Thursday, November 10, 2005

"Mechanical Efficiency" in Music

One of my favorite discussion threads by Schillinger in The System is the series of instances in which he speaks of "mechanical efficiency": The mechanical efficiency of a melodic trajectory, for example.

A basic dichotomy of levels of mechanical effeciency can be illustrated by taking ancient modes of transportation and comparing them to modern examples: Say, and ox drawn cart and a Ford F-150 pickup truck. It's positively laughable to compare these two modes of transportation because the truck is an entire universe of mechanical efficiency beyond the oxcart. That is not to say that seeing an oxcart wouldn't fill us with some sense of nostalgic melancholy, or that we wouldn't find it charming in some way, but the chances of you deciding to trade in your automobile or motorcycle to drive an oxcart to work in the morning are less than absolute zero.
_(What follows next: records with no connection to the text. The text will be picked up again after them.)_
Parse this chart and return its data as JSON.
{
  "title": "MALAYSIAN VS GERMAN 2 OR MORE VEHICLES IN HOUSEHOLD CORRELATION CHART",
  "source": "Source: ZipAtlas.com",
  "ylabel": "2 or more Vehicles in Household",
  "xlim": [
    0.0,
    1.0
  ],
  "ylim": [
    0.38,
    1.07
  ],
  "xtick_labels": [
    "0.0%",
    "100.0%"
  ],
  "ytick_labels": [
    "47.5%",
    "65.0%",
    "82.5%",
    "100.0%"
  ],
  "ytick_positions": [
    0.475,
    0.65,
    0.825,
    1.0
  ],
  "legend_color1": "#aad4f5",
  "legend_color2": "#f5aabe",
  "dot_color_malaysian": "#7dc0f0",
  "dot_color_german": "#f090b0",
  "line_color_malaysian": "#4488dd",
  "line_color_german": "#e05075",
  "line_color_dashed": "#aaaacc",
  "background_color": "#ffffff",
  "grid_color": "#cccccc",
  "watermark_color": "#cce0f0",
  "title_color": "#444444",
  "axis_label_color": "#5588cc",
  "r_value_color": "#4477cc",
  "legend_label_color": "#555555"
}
This same phenomenon can be demonstrated with traditional music: I personally enjoy listening to plainchant sung in the traditional way and recorded in historic cathedrals. However, comparing a Gregorian melody to, say, an Aria by Verdi is a cruel joke if you are looking at it in terms of the respective mechanical efficiencies of the melodic trajectories. The plodding pace and limited range of the chant melody cannot hope to compare to Verdi's soaring arches and spinning lines. It truely is an absurd comparison.

Basically, during the evolution of western traditional music, the mechanical efficiency of all of it's aspects advanced as a reflection of the technological advances throughout society (And in some cases, music drove those advances).

I don't see the amazing technology of today reflected in post common practice music when I look at it in terms of the mechanical efficiency of the actual music. Sure, we get some modern electronic instruments and stuff like that, but the technological approaches to the actual music, while they may be filled with intracacies and mathmatical exactitude, don't exactly compare well - for me - to, say...

A Lamborghini Gallardo.



If our automobiles are becoming more elegant and mechanically efficient (In an absolute sense, not necessarily in a "miles per gallon" sense), why is the music as ugly as an oxcart?

Oops...



"A Shieldmaiden of Rohan finds nothing ugly about an oxcart!"